20 Cornelia St., West Village, Manhattan

Silver Apricot is a sliver of a restaurant on a cute, tiny West Village street. There are a few alfresco tables out front, and in back is a quiet, enclosed, wood-paneled patio with oversize fans to keep the air circulating. Chef Simone Tong’s Chinese-American menu is inspired, epitomized by warm, buttery scallion puffs coiled like mini cinnamon rolls. Peking grilled cheese (a must) is composed of a crisp, flaky pancake enfolding shredded duck confit and caramelized cheddar cheese curds. The menu is all small plates, but each dish is loaded with flavor.

Courtesy, Tacoway Beach

Tacoway Beach

302 Beach 87th St., Rockaway Beach, Queens

You know it’s summer when you can eat again at Tacoway Beach, a popular pitstop in Rockaway Beach. Located a bit inland from the sand and boardwalk at the Rockaway Surf Club, this eatery has a chill surfer vibe with surfboard lockers surrounding picnic tables.

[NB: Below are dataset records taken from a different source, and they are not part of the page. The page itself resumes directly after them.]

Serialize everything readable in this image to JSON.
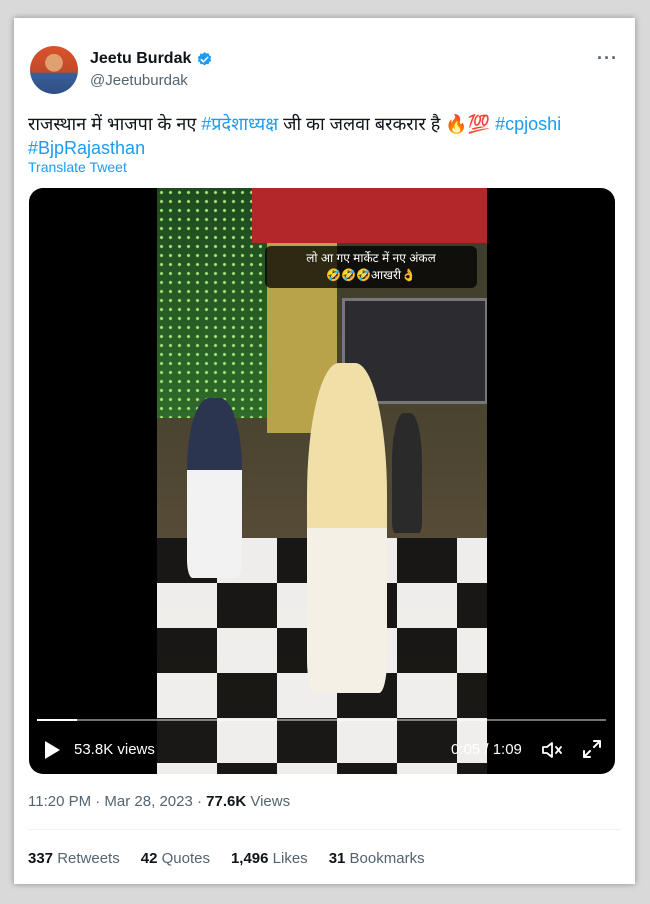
{
  "author": {
    "name": "Jeetu Burdak",
    "handle": "@Jeetuburdak"
  },
  "tweet": {
    "text_plain": "राजस्थान में भाजपा के नए ",
    "hashtag1": "#प्रदेशाध्यक्ष",
    "text_mid": " जी का जलवा बरकरार है 🔥💯 ",
    "hashtag2": "#cpjoshi",
    "hashtag3": "#BjpRajasthan",
    "translate_label": "Translate Tweet"
  },
  "video": {
    "caption_line1": "लो आ गए मार्केट में नए अंकल",
    "caption_line2": "🤣🤣🤣आखरी👌",
    "views": "53.8K views",
    "time": "0:05 / 1:09",
    "progress": 0.07
  },
  "meta": {
    "time": "11:20 PM · Mar 28, 2023 · ",
    "views_count": "77.6K",
    "views_label": " Views"
  },
  "stats": {
    "retweets_count": "337",
    "retweets_label": " Retweets",
    "quotes_count": "42",
    "quotes_label": " Quotes",
    "likes_count": "1,496",
    "likes_label": " Likes",
    "bookmarks_count": "31",
    "bookmarks_label": " Bookmarks"
  },
  "icons": {
    "verified": "verified-badge-icon",
    "more": "more-icon",
    "play": "play-icon",
    "mute": "mute-icon",
    "fullscreen": "fullscreen-icon"
  },
  "colors": {
    "accent": "#1d9bf0",
    "text": "#0f1419",
    "secondary": "#536471"
  }
}
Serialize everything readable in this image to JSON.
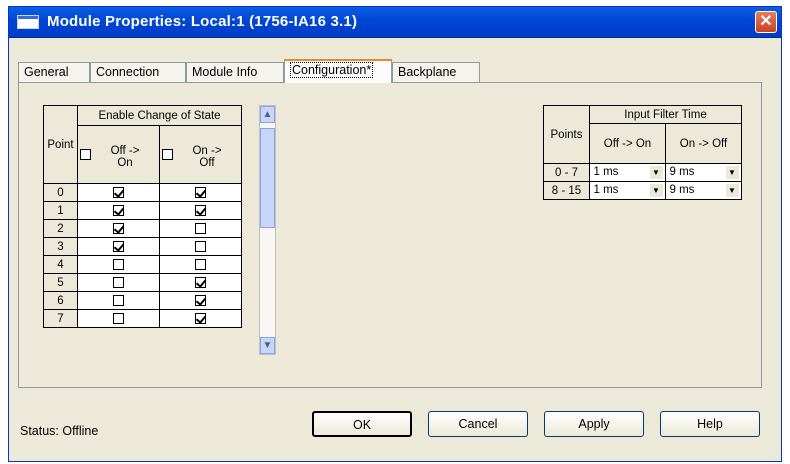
{
  "window": {
    "title": "Module Properties: Local:1 (1756-IA16 3.1)"
  },
  "tabs": [
    {
      "label": "General"
    },
    {
      "label": "Connection"
    },
    {
      "label": "Module Info"
    },
    {
      "label": "Configuration*"
    },
    {
      "label": "Backplane"
    }
  ],
  "active_tab": "Configuration*",
  "cos_table": {
    "header_point": "Point",
    "header_group": "Enable Change of State",
    "header_off_on": "Off ->\nOn",
    "header_on_off": "On ->\nOff",
    "rows": [
      {
        "point": "0",
        "off_on": true,
        "on_off": true
      },
      {
        "point": "1",
        "off_on": true,
        "on_off": true
      },
      {
        "point": "2",
        "off_on": true,
        "on_off": false
      },
      {
        "point": "3",
        "off_on": true,
        "on_off": false
      },
      {
        "point": "4",
        "off_on": false,
        "on_off": false
      },
      {
        "point": "5",
        "off_on": false,
        "on_off": true
      },
      {
        "point": "6",
        "off_on": false,
        "on_off": true
      },
      {
        "point": "7",
        "off_on": false,
        "on_off": true
      }
    ]
  },
  "filter_table": {
    "header_points": "Points",
    "header_group": "Input Filter Time",
    "header_off_on": "Off -> On",
    "header_on_off": "On -> Off",
    "rows": [
      {
        "points": "0 - 7",
        "off_on": "1 ms",
        "on_off": "9 ms"
      },
      {
        "points": "8 - 15",
        "off_on": "1 ms",
        "on_off": "9 ms"
      }
    ]
  },
  "status": {
    "label": "Status:",
    "value": "Offline"
  },
  "buttons": {
    "ok": "OK",
    "cancel": "Cancel",
    "apply": "Apply",
    "help": "Help"
  },
  "icons": [
    "window-icon",
    "close-icon",
    "scroll-up-arrow-icon",
    "scroll-down-arrow-icon",
    "dropdown-arrow-icon"
  ],
  "colors": {
    "titlebar": "#0046d5",
    "dialog_bg": "#ece9d8",
    "close": "#c94320"
  }
}
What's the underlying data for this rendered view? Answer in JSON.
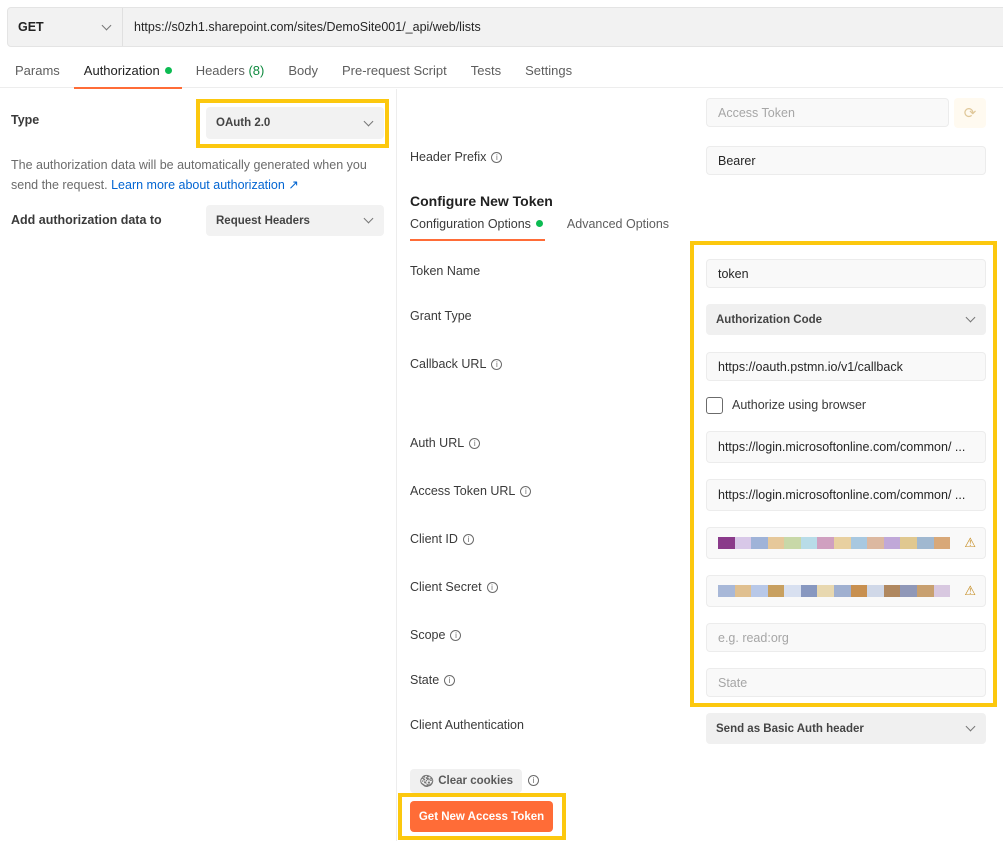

Order from an app—don’t miss the fish tacos, chile-laced cucumber and mango salad, and the elote (roasted corn coated in queso and crema)—and pick up your food at the counter when it’s ready. Weekends can be crazy, so try to go off-hours. The bar is cash only.

Courtesy, Tito Murphy’s

Tito Murphy’s

346 W. 46th St., Hell’s Kitchen/Theatre District, Manhattan

Number one tip at Tito Murphy’s: get the loaded nachos, a platter of tortilla chips heaped with poblano peppers, guacamole, pico de gallo and a cascade of queso (non-vegetarians should add on the steak, tender and salty.) Along the Theatre District’s Restaurant Row, this Mexican saloon has comfortable, covered sidewalk seating, and if you’re looking for a post-show repast, know that Tito’s stays open later than most of the neighboring places. The restaurant also features good tacos and burritos, as well as one of the more extensive tequila lists in the city.